Cloud serving option
I'd love if this was on ramalama's roadmap:
ramalama serve-remote-gcp <model_path>
I'd imagine in this case it would be looking for GCP credentials via ENV_VAR and then it would use the GCP SDK to bring into existence a templated VM that was primed for running the model, big GPU, etc, probably with ramalama auto-installed on said VM.
I'd love if it came with a timer and cost estimator too :-) like "Your ramalama remote is now available at <temp_GCP_world_addressable_IP>:8080, it will run for one hour and should cost about $1.56"
Probably need a nice solution to make the API only accessible with a token in the header that gets to be an exported env var as well.
Why would this be specific to GCP? Wouldn't this be useful for Amazon Cloud, Azure, IBM Cloud, OCI ...

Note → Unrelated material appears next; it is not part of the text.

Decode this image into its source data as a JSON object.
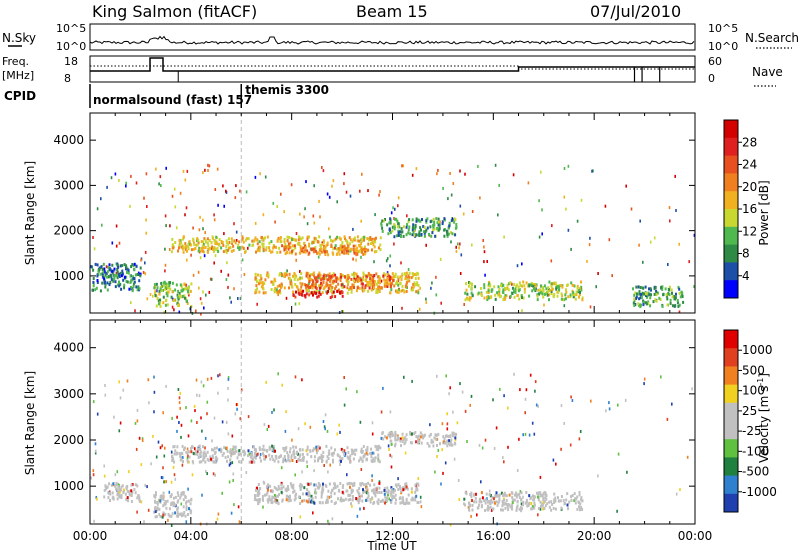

Nothing specific to a cloud provider, just an example. but perhaps would have been clearer if I imagined it as:
ramalama serve-remote <cloud_provider> <model_path>
If we were to do this, I would go with some syntax like:
ramalama serve --cloud <cloud_provider> <model_path>
But I think this would be a HUGE amount of work to support multiple cloud vendors and need to embed lots of knowledge about starting containers in the cloud.
- starting the remove VM
- somehow getting the MODEL pulled to the remote VM
- starting a podman.service in the remote VM.
- Connecting to the remote podman.service to pull and start a container to run the VM.
No movement on this one. I would like to get to the point as we add more services to be able to access remote servers via IP addresses.
I agree it would be a lot of work. But I think the ability to ad-hoc, with the ease of local ramalama serve, fire up a remote endpoint under user control is powerful stuff.
I also think your list of points above are probably the main steps that need doing. I'd like to contribute to this project so I wonder if we could start to form those initial steps into a plan of how the maintainers would like to see the work done? Then break out some issues that I (and maybe other) could work on?
A friendly reminder that this issue had no activity for 30 days.
Sorry this one got lost in the flow, @bentito we would love to see an example of how this would work.
A friendly reminder that this issue had no activity for 30 days.
Since we never got additional information, closing. If new information on requirements then we can reopen the issue.